In all my years dealing with Mental Illness and Intellectual Disabilities, I have never once given up on those closest to me .. my Mother and Sister. Neither did my Father. And from a young age, it was instilled in me that when you make a promise or tell someone you love them through sickness and in health, you stick to your word, no matter the cost. And that, in my eyes, does not just cover marriage.
It doesn’t even cross my mind to think otherwise.
I can understand how most walked out on me during manic phases, but people with the same mental illness also walked out on me, including family. When you think of this illness in terms of cancer, they walked out because I had a more aggressive disease and they didn’t have the cure. Chalk it up to character defects and an insatiable need to be different.
I’m still fighting trauma from this. Still, after 10 years and then every 2, after that. I think about it every single day. I have shattered the left side of my jaw due to intense grinding during sleep and extreme periods of PTSD. Until I rescued my pup, Grizzly (who I hope to train for therapy), I was having months where I’d wake up every single morning angry at the world I was still alive…fear struck my core, I was haunted with flashbacks, grinding, and the thought of killing myself plagued me. Every single morning. It’s not pleasant. I have been in therapy for 10 years and little has helped until I found Buddhist-based programs and therapeutic models that work very well for me and my beliefs, personally. Thankfully, it is working in combination with other healthy outlets.

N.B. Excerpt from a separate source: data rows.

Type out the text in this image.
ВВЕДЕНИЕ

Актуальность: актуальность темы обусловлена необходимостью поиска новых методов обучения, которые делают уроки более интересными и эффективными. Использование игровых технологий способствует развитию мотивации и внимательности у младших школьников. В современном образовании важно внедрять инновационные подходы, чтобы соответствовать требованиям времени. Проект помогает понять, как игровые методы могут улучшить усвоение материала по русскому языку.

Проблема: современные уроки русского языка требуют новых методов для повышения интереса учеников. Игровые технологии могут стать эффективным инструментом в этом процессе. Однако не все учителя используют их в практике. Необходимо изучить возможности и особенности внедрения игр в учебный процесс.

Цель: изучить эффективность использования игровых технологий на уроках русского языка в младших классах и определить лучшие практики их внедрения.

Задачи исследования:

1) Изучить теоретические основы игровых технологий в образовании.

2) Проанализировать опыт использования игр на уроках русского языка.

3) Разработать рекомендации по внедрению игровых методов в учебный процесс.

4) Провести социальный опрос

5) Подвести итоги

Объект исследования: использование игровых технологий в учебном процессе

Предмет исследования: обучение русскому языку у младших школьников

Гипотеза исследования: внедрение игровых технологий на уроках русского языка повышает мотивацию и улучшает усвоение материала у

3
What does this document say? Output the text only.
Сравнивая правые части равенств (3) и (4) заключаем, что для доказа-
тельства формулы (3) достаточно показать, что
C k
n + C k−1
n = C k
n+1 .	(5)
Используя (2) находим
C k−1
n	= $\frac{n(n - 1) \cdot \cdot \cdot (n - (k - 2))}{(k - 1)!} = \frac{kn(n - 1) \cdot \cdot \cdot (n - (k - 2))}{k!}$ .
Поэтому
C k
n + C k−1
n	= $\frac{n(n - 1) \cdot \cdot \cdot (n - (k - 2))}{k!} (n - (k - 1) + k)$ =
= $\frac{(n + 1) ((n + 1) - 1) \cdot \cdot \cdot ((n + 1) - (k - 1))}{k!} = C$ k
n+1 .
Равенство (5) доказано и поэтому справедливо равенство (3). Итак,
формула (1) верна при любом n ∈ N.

I get boundaries. But I always bounce back, 10x the person I was before. Every time. And I am finding it very hard to forgive those that shut their doors on me in my greatest time of need, although I am trying to find a way. Perhaps that is why I was experiencing symptoms of PTSD so strongly as I find myself in this wilderness of “how to let it go.” Sure, I understand stepping away for some time, but to say good riddance for the long haul is a bit extreme, hypocritical and traumatic.
I can come up with all the excuses in the book to make myself feel better. You’re better off without them, you’re a bigger person, etc. But it never works and it’s time to try something new but I’m unsure as to what that is.
I have a feeling that this ‘something new’ lies in my future of fighting stigma in such a way I’m heard, understood, validated and celebrated .. vs shunned, misunderstood and alienated.
Most people I work with on a professional level agree that there are huge doors opening up for me and that I will make great strides, in the future, concerning stigma. Not only because I work so damn hard at understanding what it means to me and has done to me, past and present, but also because I’m extremely passionate about it.
There’s little excuse for ignorance today. Education is out there and people are speaking out. I have been for 6 years, although my words even a fall short. Silence can be deadly. And that is sadly a solid truth.
However, in times of great confusion, I’m reminded of these simple phrases that help me forgive a little more every day.
“Your mental illness is not your fault, but it’s not theirs either.”
“Your parents are still recovering from trauma from their childhood, too. Take it easy.”